Correct Answer: B [CORRECT]
Correct Answer: B
Rationale: The best answer is recognizing that dose-dependent peripheral edema is a
very common side effect of calcium channel blockers like amlodipine. This aligns with
the fact that while it isn't an allergy, the provider still needs to know so they can adjust
the dose or switch the medication.
Q7: A nurse is reviewing the morning labs for a patient taking furosemide. The
potassium level is 3.1 mEq/L. Which assessment finding should the nurse monitor for
related to this lab result?
A. Muscle weakness and leg cramps
B. Confusion and hyperreflexia
C. Tented skin turgor and dry mucous membranes
D. Bounding pulses and a flushed face
Correct Answer: A [CORRECT]
Correct Answer: A
Rationale: The best answer is muscle weakness and cramps because furosemide is a
loop diuretic that wastes potassium, leading to hypokalemia. For the PN exam,
remember that low potassium causes decreased muscle excitability, which presents as
weakness and cramping.
Q8: A patient with heart failure is prescribed spironolactone. Which statement by the
patient indicates a need for further teaching regarding this medication?

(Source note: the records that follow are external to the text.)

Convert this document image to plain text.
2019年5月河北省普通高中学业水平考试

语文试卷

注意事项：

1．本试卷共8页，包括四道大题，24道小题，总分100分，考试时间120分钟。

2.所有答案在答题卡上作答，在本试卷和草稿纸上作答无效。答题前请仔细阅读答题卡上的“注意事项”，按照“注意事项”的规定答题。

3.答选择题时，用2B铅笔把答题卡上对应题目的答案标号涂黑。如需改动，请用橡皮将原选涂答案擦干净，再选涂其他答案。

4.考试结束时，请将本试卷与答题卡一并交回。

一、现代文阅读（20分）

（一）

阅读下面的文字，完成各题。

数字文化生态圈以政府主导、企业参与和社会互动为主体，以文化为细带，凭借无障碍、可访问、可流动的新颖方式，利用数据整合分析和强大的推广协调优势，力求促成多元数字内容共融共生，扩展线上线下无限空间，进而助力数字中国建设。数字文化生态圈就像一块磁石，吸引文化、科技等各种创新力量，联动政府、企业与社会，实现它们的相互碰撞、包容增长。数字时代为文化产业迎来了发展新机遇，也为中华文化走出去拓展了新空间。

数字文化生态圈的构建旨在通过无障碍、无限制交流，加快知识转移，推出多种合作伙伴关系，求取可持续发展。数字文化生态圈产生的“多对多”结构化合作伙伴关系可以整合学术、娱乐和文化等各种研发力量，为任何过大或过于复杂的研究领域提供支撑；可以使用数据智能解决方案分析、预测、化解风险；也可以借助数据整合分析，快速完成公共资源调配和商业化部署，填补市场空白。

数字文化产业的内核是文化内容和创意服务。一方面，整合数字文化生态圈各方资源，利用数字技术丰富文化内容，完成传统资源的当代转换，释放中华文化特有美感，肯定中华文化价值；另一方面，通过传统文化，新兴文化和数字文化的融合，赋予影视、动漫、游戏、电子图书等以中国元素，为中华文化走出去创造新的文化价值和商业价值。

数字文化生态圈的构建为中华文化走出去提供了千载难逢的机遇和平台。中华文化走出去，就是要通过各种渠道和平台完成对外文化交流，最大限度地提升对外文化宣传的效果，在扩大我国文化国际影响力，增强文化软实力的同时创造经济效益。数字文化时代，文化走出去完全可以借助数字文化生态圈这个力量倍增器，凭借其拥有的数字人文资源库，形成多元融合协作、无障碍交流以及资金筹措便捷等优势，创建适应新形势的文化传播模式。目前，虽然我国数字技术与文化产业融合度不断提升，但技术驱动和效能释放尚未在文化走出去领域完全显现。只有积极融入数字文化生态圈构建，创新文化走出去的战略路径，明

A. "I will call my doctor if I start feeling very weak or tired."
B. "I will use a salt substitute to flavor my food instead of table salt."
C. "I should avoid eating large amounts of bananas and oranges."
D. "I will weigh myself every morning to check for fluid retention."
Correct Answer: B [CORRECT]
Correct Answer: B
Rationale: The best answer is the statement about salt substitutes because
spironolactone is a potassium-sparing diuretic, and most salt substitutes replace sodium
with potassium. This adverse effect requires immediate provider notification because
using them together can cause severe, life-threatening hyperkalemia.